Key Rating Weaknesses
The strengths are partially offset by:
- Market Dependence: High dependence on the cyclical domestic tractor market, accounting for approximately 95% of total sales, amid stiff competition and limited presence in Southern India.
- CE Segment Performance: The construction equipment (CE) segment witnessed a revenue share decline to around ~13% in the nine months of fiscal 2026, though performance is expected to gradually recover.
- Raw Material Volatility: Exposure to volatility in prices for raw materials like steel and pig iron.
Consolidated Financial Indicators (FY2025 vs. FY2024)
Consolidated figures show robust performance leading up to the rating date:
| Particulars | Unit | 2025 | 2024* |
|---|---|---|---|
| Revenue | Rs crore | 11152 | 10754 |
| Profit after tax (PAT) | Rs crore | 1265 | 1077 |
| PAT margin | % | 11.34 | 10.01 |
| Adjusted debt/adjusted networth | Times | 0.00 | 0.04 |
ESG Commitments
EKL highlights strong ESG commitments, including goals to reduce Scope 1 and 2 GHG emissions by 25% by fiscal 2030 compared to 2023 levels, and achieving carbon neutrality by 2050. The company also aims to become a water-positive organization by 2030.

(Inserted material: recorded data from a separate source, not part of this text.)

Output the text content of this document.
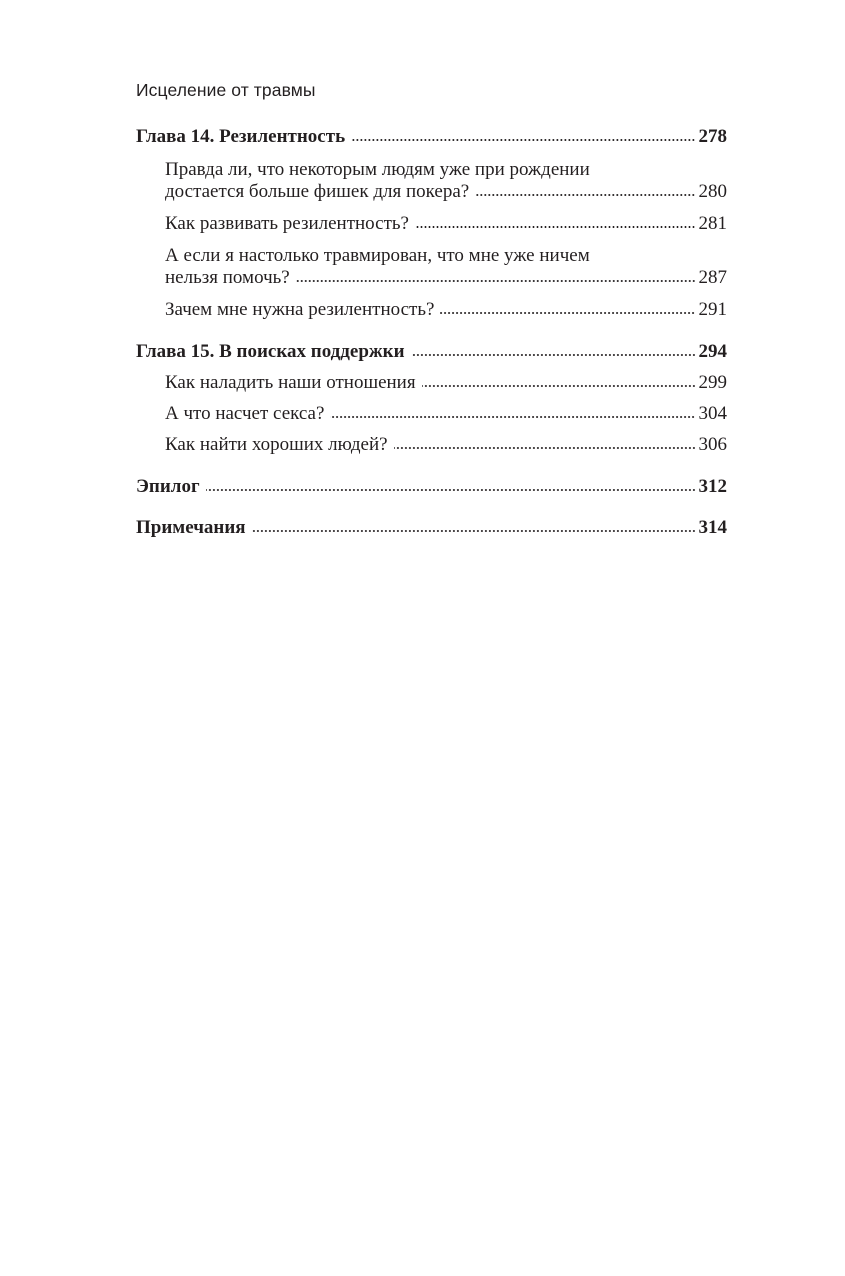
Исцеление от травмы
Глава 14. Резилентность	278
Правда ли, что некоторым людям уже при рождении
достается больше фишек для покера?	280
Как развивать резилентность?	281
А если я настолько травмирован, что мне уже ничем
нельзя помочь?	287
Зачем мне нужна резилентность?	291
Глава 15. В поисках поддержки	294
Как наладить наши отношения	299
А что насчет секса?	304
Как найти хороших людей?	306
Эпилог	312
Примечания	314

Future Outlook & Rating Sensitivities
CRISIL believes EKL will sustain its strong financial profile despite sizeable capex plans (Rs 3,000-3,500 crore over the next 4-5 fiscals). Upward factors include a sustained increase in exports and market share gains in Southern and Western regions. Downward pressure could arise from a sharp deterioration in domestic market share to below 7-8% or a material weakening of Kubota Corp’s credit profile.